HESC has been breeding cheetahs since 1990 and was accredited by the Convention on International Trade in Endangered Species of Wild Fauna and Flora (CITES) as a breeding centre for cheetahs in October 2003.

HESC’s founder and managing director, Lente Roode, says the release of cheetahs into the wild remains the ultimate objective of her cheetah breeding programme and the release will provide a fresh bloodline to broaden the diversity of the gene pool of the Pidwa cheetahs.

Tillie the cheetah.

As female cheetahs are solitary animals by nature, Roode says releasing a single cheetah into a new area is a normal practice and is consistent with the way in which they live in the wild.

Only once she proved herself to be an independent and successful hunter, will she be released into the 17 000 hectare (third stage), big-five reserve to meet and interact with the other inhabitants in the reserve.
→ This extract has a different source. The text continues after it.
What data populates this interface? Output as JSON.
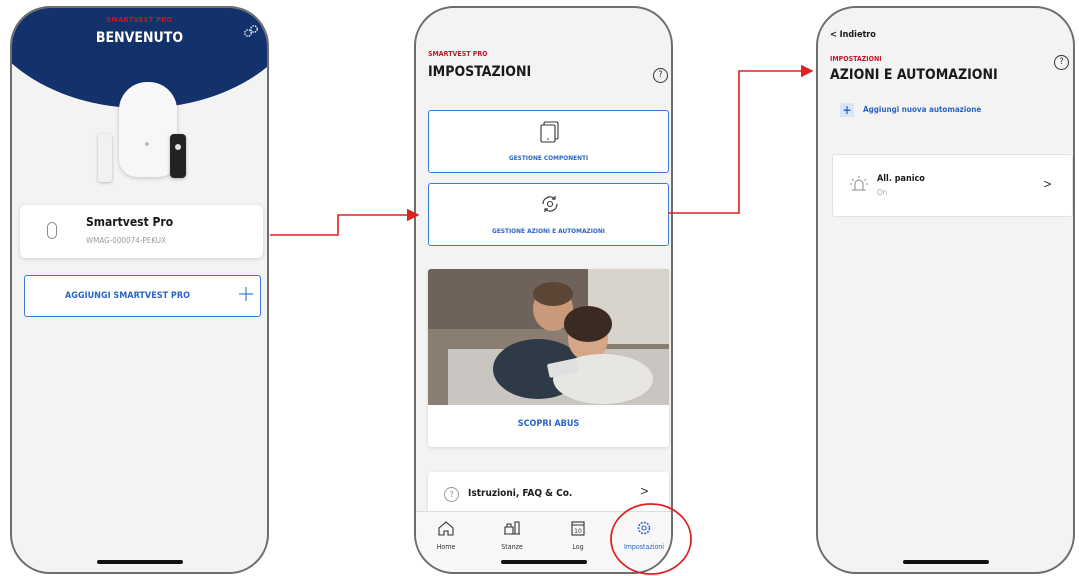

Monitoring will continue to ensure that she adapts to her new environment, and hunts successfully.

Roode says that the numerous previous successful releases of captive-bred cheetahs into the wild by HESC, dispel the myth that cheetahs born and raised in captivity cannot be released and sustain themselves in the presence of other predators in the wild.

Their ability to survive in the wild and in the presence of other predators is very much an individual ability; some do so successfully, others not.